Right-winger Bill Glennie was one of the brightest Canadian stars to come to this country after World War Two. He scored over 1,000 points during his 12 seasons in Harringay Arena, and appeared on numerous All-Star teams.
Bill was virtually a one-club man. After winning the London Cup with Harringay Greyhounds in his first season in Britain, he moved to the arena’s other side, the Racers, and entertained the fans in the superb 10,000-capacity arena in north London until it was tragically converted to a warehouse in 1958.
During his time there, the Racers were consistently one of the top teams, winning two league titles and four Autumn Cups. Though never the number one scorer, he was hardly ever out of the top ten.
His best season was 1954-55, the first season of the British National League, when he scored 48 goals (113 points) in 60 games and was voted Player of the Year. Racers won the league and Autumn Cup with him as their player-coach.
Tall and rangy at six feet and 175 pounds, he was a tough, two-way skater whose favourite move was to circle behind his own defence to check an unsuspecting attacker.
Rated among the finest forwards of the post-war era, his 12-season points total came to 1,043 (516 goals) in 613 games in official competitions, with 538 penalty minutes. He was a three-time All-Star ‘A’ team member in 1946-47, 1948-49 and 1949-50, as well as receiving four ‘B’ team nominations.
Among the other highlights of his career were beating Canada and the USA as a member of a league all-star side billed as ‘England’ to win the Churchill Cup, and leading the Racers to victory in 1955 over the previously unbeaten Penticton Vees, the team that won the World Championships as ‘Canada’ that year.
His outstanding memory was being part of the Harringay squad that was the first western team to visit Moscow in 1955. The game was played outdoors at one end of Moscow Dynamos’ football stadium and, he recalled, frost-bite set in before the national anthems were over.
He first came to England with the Canadian Army during the war with his buddy, Wyn Cook. Stationed in Hampshire, both men married English girls before returning across the Atlantic and spending the first peace-time season with Washington Lions of the Eastern Hockey League, a team owned and run by the legendary Eddie Shore.
Early in his career he wore spectacles, but Brighton Tigers’ crafty skipper Bobby Lee knocked them off one night and ‘accidentally’ skated over them. After that, Bill wore contact lenses.
Off the ice, he was a quiet and thoughtful man who played the piano and loved golf, which he was good enough to play professionally. His regular golf partner was his fellow Hall of Famer Marsh Key, the Scots-born centreman with Dundee and Harringay.
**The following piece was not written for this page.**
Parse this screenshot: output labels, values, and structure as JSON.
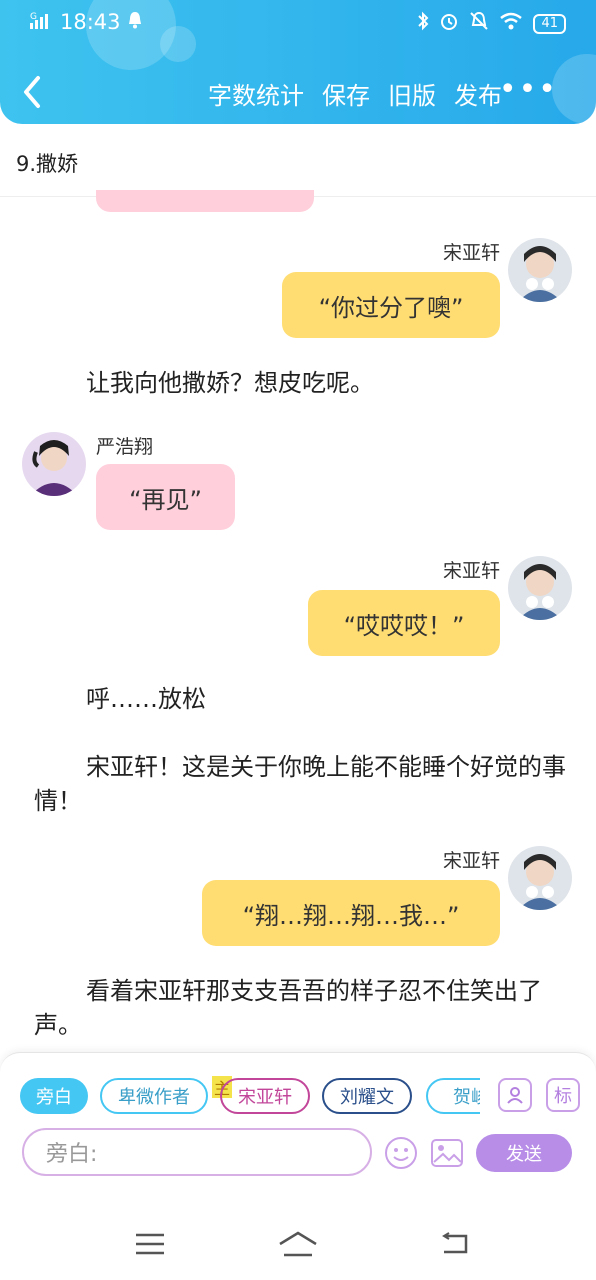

As a player he was employed by the stadium’s owners, the Greyhound Racing Association, and when he retired they appointed him to an executive post. He was assistant manager of White City Stadium in west London and later general manager of the Powderhall Stadium in Edinburgh.
William John Glennie was born on 24 March 1924 in Portage-la-Prairie, Manitoba, Canada. He died in Longniddry, East Lothian, Scotland on 11 March 2005. He was inducted into the Hall of Fame in 1951.